Please Excuse Me For Being Antisocial by Roddy Ricch (listen)

Please Excuse Me For Being Antisocial by Roddy Ricch




EDITORS’ NOTES

“You got to understand that at this point, I’m only two mixtapes out,” Roddy Ricch tells Apple Music. “Y'all just now beginning to see me and we gon' grow together.” The speed with which Roddy Ricch has made his name as one of the most important voices in LA rap is nearly unprecedented, but the specific leaps aren’t difficult to trace. His breakout tape Feed Tha Streets II—only the second one he made—features London On Da Track-produced “Die Young,” the song that gave him his first influx of attention. He’d follow that up by supplying fallen LA hero and friend Nipsey Hussle with an earworm of a chorus for “Racks in the Middle.” And then came “Ballin',” the runaway smash from Mustard’s Perfect Ten album that sent Ricch well on his way to becoming a household name.

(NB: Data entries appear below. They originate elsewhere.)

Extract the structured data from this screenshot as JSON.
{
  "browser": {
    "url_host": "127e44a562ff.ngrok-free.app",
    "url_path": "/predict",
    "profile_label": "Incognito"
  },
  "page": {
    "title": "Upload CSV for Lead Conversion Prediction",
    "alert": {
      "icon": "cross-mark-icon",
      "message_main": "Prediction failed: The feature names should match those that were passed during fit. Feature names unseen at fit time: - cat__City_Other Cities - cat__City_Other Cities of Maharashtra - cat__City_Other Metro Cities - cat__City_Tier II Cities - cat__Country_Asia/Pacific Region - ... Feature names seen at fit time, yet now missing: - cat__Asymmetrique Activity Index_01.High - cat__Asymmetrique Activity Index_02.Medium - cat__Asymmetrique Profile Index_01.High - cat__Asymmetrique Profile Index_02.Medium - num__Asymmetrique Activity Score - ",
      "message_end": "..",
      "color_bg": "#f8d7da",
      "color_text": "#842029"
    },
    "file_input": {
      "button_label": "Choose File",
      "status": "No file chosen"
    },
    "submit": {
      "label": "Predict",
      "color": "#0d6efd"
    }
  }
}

Whatever's next for the Compton MC will likely come from his debut album, Please Excuse Me for Being Antisocial, a project that features continued ruminations on success (“Perfect Time”), dalliances with spirituality (“Prayers to the Trap God”), and a fiery recounting of how far he's come as an artist and a human being (“Intro”). According to Ricch, it's the result of years of reflection both in and out of the studio. “I feel like progress really just comes from within,” he says. “Coming out of the streets, being a millionaire, and just knowing the different struggles that are in different people—you'll feel the progress because I'm progressing. This ain't me trying to rap, it's just me just talking to you.” Below, Ricch details some of the factors that helped him toward the project's completion.